No passado dia 18 de dezembro, o Conselho de Direitos Humanos da ONU realizou um diálogo interativo intersessões sobre a Ucrânia. O diálogo foi baseado num relatório temático do Escritório do Alto Comissário das Nações Unidas para os Direitos Humanos (OHCHR) acerca do impacto da pandemia COVID-19 sobre os direitos humanos na Ucrânia, o qual foi apresentado pela Secretária-Geral Adjunta das Nações Unidas para os Direitos Humanos, Ilze Brands Kehris.
Durante o diálogo, a Primeira Vice-Ministra Emine Dzhaparova enfatizou que, apesar da pandemia, as autoridades de ocupação russas continuam a sua campanha repressiva na península, especialmente contra os tártaros da Crimeia.
Emine Dzhaparova observou que os presos políticos, assim como as pessoas com sintomas de COVID-19, estão privados de cuidados médicos adequados na Crimeia. A mesma chamou especial atenção para a situação de Teymur Abdullayev, o qual, apesar da doença por coronavírus, foi transferido para uma cela de correção. A diplomata destacou que, apesar das exigências da Quarta Convenção de Genebra, a Rússia não toma medidas para conter a pandemia, conduz medidas militares em massa, incluindo o recrutamento ilegal, e que os números reais de casos de doença e morte são ocultados.

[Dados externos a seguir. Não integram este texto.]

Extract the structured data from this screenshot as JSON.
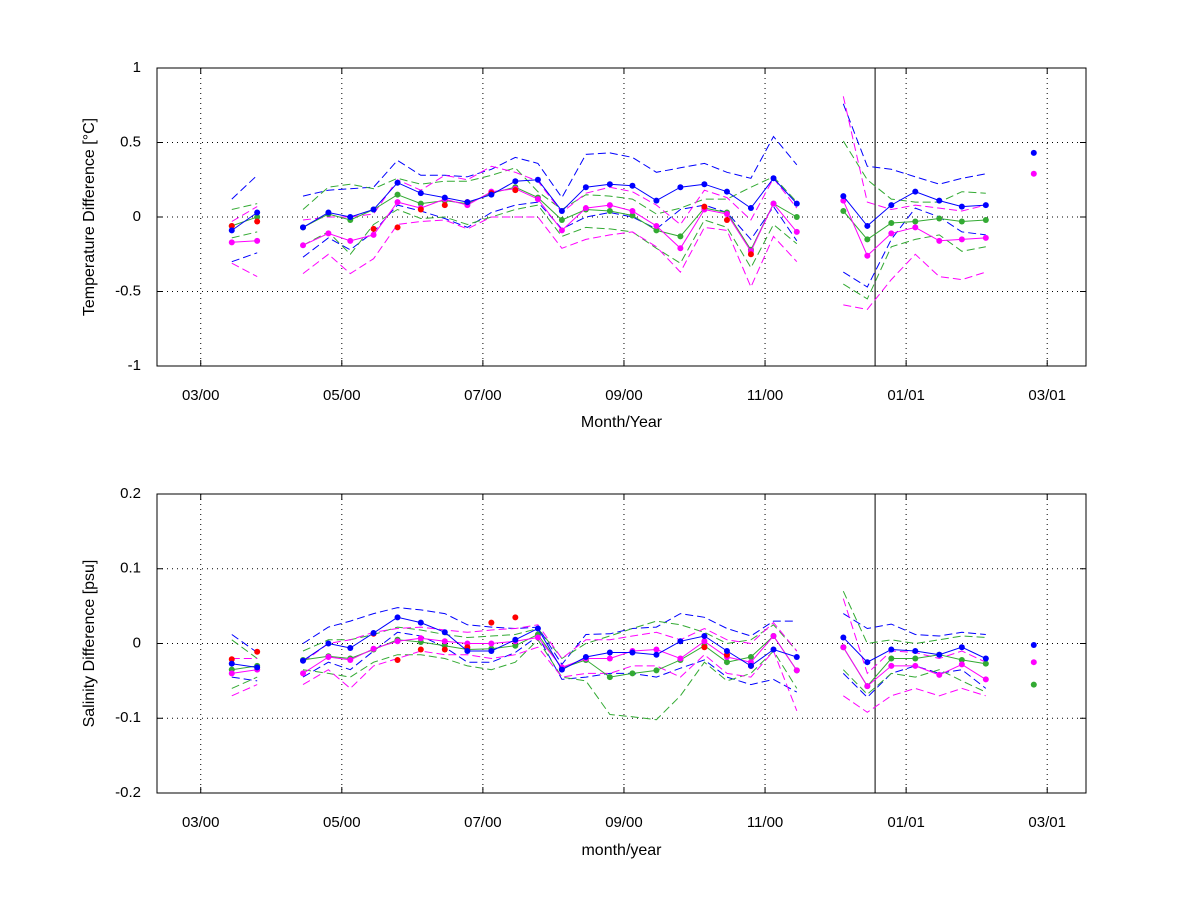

A Rússia também restringiu severamente o movimento entre a península e a Ucrânia continental, afetando negativamente a situação demográfica na península e os direitos educacionais dos jovens da Crimeia.
Emine Dzhaparova observou que a Rússia transfere armas regularmente nos chamados "comboios humanitários" e cria obstáculos para o fornecimento de ajuda humanitária internacional à população local no Donbas.
A Primeira Vice-Ministra informou sobre as iniciativas que a Ucrânia está a estabelecer para fortalecer a segurança e melhorar a situação humanitária no Donbas, as quais, no entanto, são bloqueadas pela Rússia. Em particular, o Comité Internacional da Cruz Vermelha está sujeito a restrições.
Emine Dzhaparova agradeceu aos Estados que apoiaram a Resolução 75/192 da Assembleia Geral da ONU "Situação dos Direitos Humanos na República Autónoma da Crimeia e cidade de Sevastopol, Ucrânia", de 16 de dezembro, e convidou-os a aderir à Plataforma da Crimeia. A diplomata também saudou a conclusão do Procurador do Tribunal Penal Internacional, nomeadamente, de que o TPI tem jurisdição para examinar o caso sobre a situação na Ucrânia e está pronto para iniciar uma investigação.
Os representantes de países estrangeiros expressaram apoio à soberania e integridade territorial da Ucrânia, observando o compromisso do nosso Estado para com a proteção dos direitos humanos em todo o seu território, dentro das suas fronteiras internacionalmente reconhecidas.